If you don’t look to God’s method of deliverance you will die. But good news, in the fullness of time, that sign did come. God inserted Himself in the story as that chosen method of deliverance. Jesus attested in John 3:14-15, when he says, “as Moses lifted up the serpent in the wilderness, so must the Son of Man be lifted up, that whoever believes in him may have eternal life.” John’s gospel continues to proclaim in the very next verse, “For God so loved the world that He gave His only Son that whoever believes in Him will not perish, but have eternal life” (John 3:16).  

This is God’s method of deliverance, therefore look to Jesus and live! Unbelievers can look to Jesus and be saved, today! Believers can look to Jesus and grow in satisfaction with where they are and whose they are.

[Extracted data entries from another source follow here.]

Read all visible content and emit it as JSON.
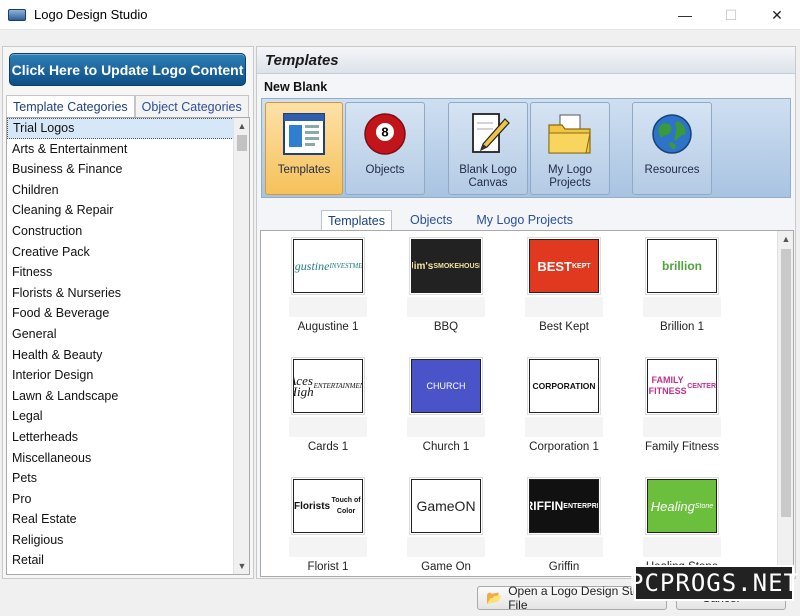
{
  "window": {
    "title": "Logo Design Studio",
    "minimize": "—",
    "maximize": "☐",
    "close": "✕"
  },
  "left": {
    "update_button": "Click Here to Update Logo Content",
    "tabs": [
      "Template Categories",
      "Object Categories"
    ],
    "categories": [
      "Trial Logos",
      "Arts & Entertainment",
      "Business & Finance",
      "Children",
      "Cleaning & Repair",
      "Construction",
      "Creative Pack",
      "Fitness",
      "Florists & Nurseries",
      "Food & Beverage",
      "General",
      "Health & Beauty",
      "Interior Design",
      "Lawn & Landscape",
      "Legal",
      "Letterheads",
      "Miscellaneous",
      "Pets",
      "Pro",
      "Real Estate",
      "Religious",
      "Retail"
    ],
    "selected_index": 0
  },
  "right": {
    "header": "Templates",
    "new_blank": "New Blank",
    "big_buttons": [
      {
        "label": "Templates",
        "icon": "templates-icon"
      },
      {
        "label": "Objects",
        "icon": "billiard-ball-icon",
        "badge": "8"
      },
      {
        "label": "Blank Logo\nCanvas",
        "icon": "pencil-paper-icon"
      },
      {
        "label": "My Logo\nProjects",
        "icon": "folder-icon"
      },
      {
        "label": "Resources",
        "icon": "globe-icon"
      }
    ],
    "view_tabs": [
      "Templates",
      "Objects",
      "My Logo Projects"
    ],
    "thumbnails": [
      {
        "label": "Augustine 1",
        "art": "Augustine",
        "art_sub": "INVESTMENTS"
      },
      {
        "label": "BBQ",
        "art": "Jim's",
        "art_sub": "SMOKEHOUSE"
      },
      {
        "label": "Best Kept",
        "art": "BEST",
        "art_sub": "KEPT"
      },
      {
        "label": "Brillion 1",
        "art": "brillion",
        "art_sub": ""
      },
      {
        "label": "Cards 1",
        "art": "Aces High",
        "art_sub": "ENTERTAINMENT"
      },
      {
        "label": "Church 1",
        "art": "CHURCH",
        "art_sub": ""
      },
      {
        "label": "Corporation 1",
        "art": "CORPORATION",
        "art_sub": ""
      },
      {
        "label": "Family Fitness",
        "art": "FAMILY FITNESS",
        "art_sub": "CENTER"
      },
      {
        "label": "Florist 1",
        "art": "Florists",
        "art_sub": "Touch of Color"
      },
      {
        "label": "Game On",
        "art": "GameON",
        "art_sub": ""
      },
      {
        "label": "Griffin",
        "art": "GRIFFIN",
        "art_sub": "ENTERPRISES"
      },
      {
        "label": "Healing Stone",
        "art": "Healing",
        "art_sub": "Stone"
      }
    ]
  },
  "bottom": {
    "open_button": "Open a Logo Design Studio File",
    "cancel_button": "Cancel"
  },
  "watermark": "PCPROGS.NET",
  "colors": {
    "accent_blue": "#0d4f86",
    "strip_blue": "#b4cbe5",
    "active_orange": "#f6c15a"
  }
}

In this pandemic season, we discover what looks like an external regression really becomes an internal progression when we look to Jesus for life.

“In this pandemic season, we discover what looks like an external regression really becomes an internal progression when we look to Jesus for life.”

This is a most interesting story, we find God’s people going backward instead of forward and ungrateful for what they do have. God however was faithful to provide a way of escape. God chose to provide the bronze serpent and whoever looked in faith lived. In doing so, this was a sign of God’s faithfulness to provide a remedy for humanity’s sin for future generations. In the fullness of time, God Himself came to earth and climbed a tree in order to provide that eternal sacrifice for sins, and in doing so, he says, look to me and live!